In an interesting little twist, Russian Defense Ministry spokesman Igor Konashenkov suggested the very fact the pictures were tweeted should discredit them. "Such materials weren't posted on Twitter coincidentally," he said, "since it's impossible there to establish their authenticity due to the lack of exact reference to the location and the extremely low resolution."

Last week, when U.S. officials warned that 15,000 Russian soldiers had gathered close to the Ukrainian border, the defense ministry hinted that this, too, was some sort of viral nonsense, and that social media should not be the main source of intelligence information about Russian forces, as if that were the case.

Washington appears to be considering seriously whether to provide the Ukrainian military with fresh intelligence data on the locations of pro-Russian rebel rocket systems, meaning, as the Kremlin sees it, that the U.S. would become directly involved in the fight against Moscow's proxies.

So the more "anti-Russian proof" the U.S. State Department publishes, the more irritated and furious Kremlin hardliners appear to become.

"The time has come for all of us to open our eyes and see that this war has grown into a war between the United States and Russia, with the United States pushing to expand their empire and overthrow Putin," says Yuri Kropnov, an analyst at a pro-Kremlin think tank based in Moscow. "Failure in Ukraine would threaten Putin's personal security," he told The Daily Beast in an interview, and that would "mean the end of Russia's sovereignty."

Kropnov blamed a group of "Putin haters and Russophobes" who are part of the Moscow establishment but working against the Russian president. He singled out the "the Kremlin's man responsible for the war in Ukraine, Vladislav Surkov," formerly known as the "gray cardinal," and warned that "if Putin did not persecute those undermining his power now, there would be another real Maidan [popular uprising] in Moscow by September."
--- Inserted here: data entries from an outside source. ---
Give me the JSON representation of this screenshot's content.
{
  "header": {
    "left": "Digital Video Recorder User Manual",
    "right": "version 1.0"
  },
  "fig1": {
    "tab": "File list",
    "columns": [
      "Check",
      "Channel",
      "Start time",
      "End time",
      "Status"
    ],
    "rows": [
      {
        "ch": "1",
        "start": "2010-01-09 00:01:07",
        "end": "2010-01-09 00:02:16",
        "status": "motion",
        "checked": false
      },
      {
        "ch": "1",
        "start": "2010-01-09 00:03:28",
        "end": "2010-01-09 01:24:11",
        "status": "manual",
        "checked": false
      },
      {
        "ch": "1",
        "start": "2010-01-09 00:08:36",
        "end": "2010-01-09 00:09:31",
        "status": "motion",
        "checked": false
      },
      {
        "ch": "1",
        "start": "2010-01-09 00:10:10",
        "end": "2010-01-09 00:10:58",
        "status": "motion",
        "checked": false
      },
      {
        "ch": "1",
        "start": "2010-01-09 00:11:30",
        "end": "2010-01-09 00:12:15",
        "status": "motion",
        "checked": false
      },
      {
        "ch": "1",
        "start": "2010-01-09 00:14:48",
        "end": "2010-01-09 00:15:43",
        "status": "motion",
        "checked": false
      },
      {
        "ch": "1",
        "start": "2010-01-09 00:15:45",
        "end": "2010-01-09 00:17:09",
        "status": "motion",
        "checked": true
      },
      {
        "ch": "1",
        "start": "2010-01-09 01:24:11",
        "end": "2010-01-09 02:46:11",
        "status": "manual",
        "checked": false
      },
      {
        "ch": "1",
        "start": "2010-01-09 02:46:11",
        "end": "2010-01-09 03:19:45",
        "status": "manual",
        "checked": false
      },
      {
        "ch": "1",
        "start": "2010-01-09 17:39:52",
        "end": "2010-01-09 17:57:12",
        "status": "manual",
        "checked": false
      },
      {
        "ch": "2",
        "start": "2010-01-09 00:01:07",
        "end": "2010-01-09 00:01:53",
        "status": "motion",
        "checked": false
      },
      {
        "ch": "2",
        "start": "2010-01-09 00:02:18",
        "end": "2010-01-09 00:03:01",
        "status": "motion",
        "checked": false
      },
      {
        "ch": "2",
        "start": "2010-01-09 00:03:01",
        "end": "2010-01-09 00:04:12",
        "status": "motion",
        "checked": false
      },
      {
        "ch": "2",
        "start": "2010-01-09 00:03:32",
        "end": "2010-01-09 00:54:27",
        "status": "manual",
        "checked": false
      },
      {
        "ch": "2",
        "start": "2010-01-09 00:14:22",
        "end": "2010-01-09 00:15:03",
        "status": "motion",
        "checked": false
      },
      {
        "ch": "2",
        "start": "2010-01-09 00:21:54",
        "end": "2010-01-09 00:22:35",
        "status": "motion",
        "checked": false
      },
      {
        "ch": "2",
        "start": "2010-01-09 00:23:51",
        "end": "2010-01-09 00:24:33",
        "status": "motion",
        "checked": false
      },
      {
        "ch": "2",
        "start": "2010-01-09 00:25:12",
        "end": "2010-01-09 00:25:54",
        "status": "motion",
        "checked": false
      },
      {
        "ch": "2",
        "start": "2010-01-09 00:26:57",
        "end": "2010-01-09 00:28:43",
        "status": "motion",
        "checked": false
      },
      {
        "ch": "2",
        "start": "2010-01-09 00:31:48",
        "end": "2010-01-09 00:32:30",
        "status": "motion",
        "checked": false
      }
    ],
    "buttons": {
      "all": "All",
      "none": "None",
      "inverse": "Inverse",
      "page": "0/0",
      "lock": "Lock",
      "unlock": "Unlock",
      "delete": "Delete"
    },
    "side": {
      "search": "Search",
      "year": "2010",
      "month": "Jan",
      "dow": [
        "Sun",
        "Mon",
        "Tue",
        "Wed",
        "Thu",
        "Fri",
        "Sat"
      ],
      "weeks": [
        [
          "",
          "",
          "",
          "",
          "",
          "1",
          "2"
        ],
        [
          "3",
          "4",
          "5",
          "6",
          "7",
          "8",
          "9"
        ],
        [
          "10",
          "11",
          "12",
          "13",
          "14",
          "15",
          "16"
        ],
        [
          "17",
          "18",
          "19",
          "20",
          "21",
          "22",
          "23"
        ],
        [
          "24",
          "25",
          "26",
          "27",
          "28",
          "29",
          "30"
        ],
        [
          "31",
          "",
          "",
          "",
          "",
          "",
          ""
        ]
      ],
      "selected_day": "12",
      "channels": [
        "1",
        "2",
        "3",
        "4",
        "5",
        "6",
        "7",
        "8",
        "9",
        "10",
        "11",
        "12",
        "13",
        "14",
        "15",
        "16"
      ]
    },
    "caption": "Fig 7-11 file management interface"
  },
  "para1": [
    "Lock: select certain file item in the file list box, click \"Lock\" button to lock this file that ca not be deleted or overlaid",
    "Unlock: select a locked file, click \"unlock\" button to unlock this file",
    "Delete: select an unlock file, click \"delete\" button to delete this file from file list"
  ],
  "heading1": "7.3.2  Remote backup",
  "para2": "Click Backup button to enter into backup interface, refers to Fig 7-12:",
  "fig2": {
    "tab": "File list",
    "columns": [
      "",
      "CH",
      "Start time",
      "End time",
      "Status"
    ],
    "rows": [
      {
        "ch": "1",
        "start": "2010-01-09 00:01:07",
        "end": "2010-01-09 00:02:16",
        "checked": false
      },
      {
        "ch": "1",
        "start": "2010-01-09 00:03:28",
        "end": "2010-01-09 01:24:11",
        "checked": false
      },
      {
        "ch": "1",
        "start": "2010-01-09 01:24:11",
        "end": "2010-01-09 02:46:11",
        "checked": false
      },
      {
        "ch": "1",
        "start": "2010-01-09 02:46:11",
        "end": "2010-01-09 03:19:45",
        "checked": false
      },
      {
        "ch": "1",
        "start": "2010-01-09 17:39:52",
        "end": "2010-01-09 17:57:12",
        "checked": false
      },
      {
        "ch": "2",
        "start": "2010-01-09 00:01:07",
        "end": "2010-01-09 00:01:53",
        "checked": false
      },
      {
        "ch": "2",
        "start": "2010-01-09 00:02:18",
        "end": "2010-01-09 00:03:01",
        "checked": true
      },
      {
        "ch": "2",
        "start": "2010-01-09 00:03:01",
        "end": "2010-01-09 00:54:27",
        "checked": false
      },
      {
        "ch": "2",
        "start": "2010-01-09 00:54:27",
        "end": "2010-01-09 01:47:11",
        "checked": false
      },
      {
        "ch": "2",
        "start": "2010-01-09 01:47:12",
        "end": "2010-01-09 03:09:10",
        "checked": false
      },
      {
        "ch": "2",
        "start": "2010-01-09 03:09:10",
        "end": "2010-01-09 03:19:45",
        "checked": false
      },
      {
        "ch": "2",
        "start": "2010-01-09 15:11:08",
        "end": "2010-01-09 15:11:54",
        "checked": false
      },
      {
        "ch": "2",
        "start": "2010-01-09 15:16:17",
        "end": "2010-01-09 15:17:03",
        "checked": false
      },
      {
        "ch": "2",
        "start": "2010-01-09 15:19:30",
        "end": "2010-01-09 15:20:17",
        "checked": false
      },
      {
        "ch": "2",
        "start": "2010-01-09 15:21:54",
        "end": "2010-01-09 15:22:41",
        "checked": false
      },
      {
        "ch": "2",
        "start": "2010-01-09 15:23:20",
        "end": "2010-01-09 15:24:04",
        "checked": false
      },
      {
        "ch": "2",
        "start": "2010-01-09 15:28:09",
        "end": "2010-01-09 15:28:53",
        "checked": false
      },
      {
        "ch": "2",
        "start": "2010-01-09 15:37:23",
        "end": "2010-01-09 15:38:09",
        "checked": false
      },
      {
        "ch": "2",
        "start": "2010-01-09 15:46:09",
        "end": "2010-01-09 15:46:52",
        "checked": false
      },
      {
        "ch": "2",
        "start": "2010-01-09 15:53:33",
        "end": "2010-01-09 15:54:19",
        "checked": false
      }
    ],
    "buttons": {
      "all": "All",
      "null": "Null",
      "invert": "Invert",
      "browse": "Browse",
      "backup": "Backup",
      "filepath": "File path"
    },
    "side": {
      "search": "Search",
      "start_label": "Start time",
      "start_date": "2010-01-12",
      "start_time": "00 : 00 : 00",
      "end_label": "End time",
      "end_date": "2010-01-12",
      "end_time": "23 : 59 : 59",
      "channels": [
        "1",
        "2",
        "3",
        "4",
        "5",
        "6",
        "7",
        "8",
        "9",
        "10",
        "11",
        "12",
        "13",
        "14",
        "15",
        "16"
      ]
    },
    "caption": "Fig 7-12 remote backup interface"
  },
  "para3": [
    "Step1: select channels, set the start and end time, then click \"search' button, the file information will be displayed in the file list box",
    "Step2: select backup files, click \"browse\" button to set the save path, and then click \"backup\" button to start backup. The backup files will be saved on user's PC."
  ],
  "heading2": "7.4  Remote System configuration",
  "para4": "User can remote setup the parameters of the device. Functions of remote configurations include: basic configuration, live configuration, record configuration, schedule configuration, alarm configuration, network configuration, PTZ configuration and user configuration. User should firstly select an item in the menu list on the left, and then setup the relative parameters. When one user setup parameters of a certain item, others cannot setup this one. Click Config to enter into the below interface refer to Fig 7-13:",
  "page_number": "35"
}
In addition to the government-imposed sanctions from Europe and the United States, the Kremlin had suffered another punch in the gut on Monday: An international arbitration court in The Hague ruled that Russia must pay back the shareholders of Yukos, once the biggest oil company in the country, for expropriating its assets. The price tag: $50 billion.

On Monday the director of the independent radio station Echo of Moscow, Aleksei Venediktov, said on his popular "Special Opinion" show that it's time the Kremlin admits who really shot down Malaysia Airlines Flight 17 over eastern Ukraine if it wants to avoid even more serious economic sanctions imposed by the European Union and the real economic disaster that would follow.

Venediktov said he is "95 percent" sure that pro-Russian rebels brought down MH17, but "we stubbornly refuse to admit it," he said, and thus give the West an excuse to continue punishing Russia with tougher sanctions. Kremlin officials are "acting as press secretaries for the rebels, separatists, demonstrating that we support them, help them, provide for them," said Venediktov. "I think it is a mistake."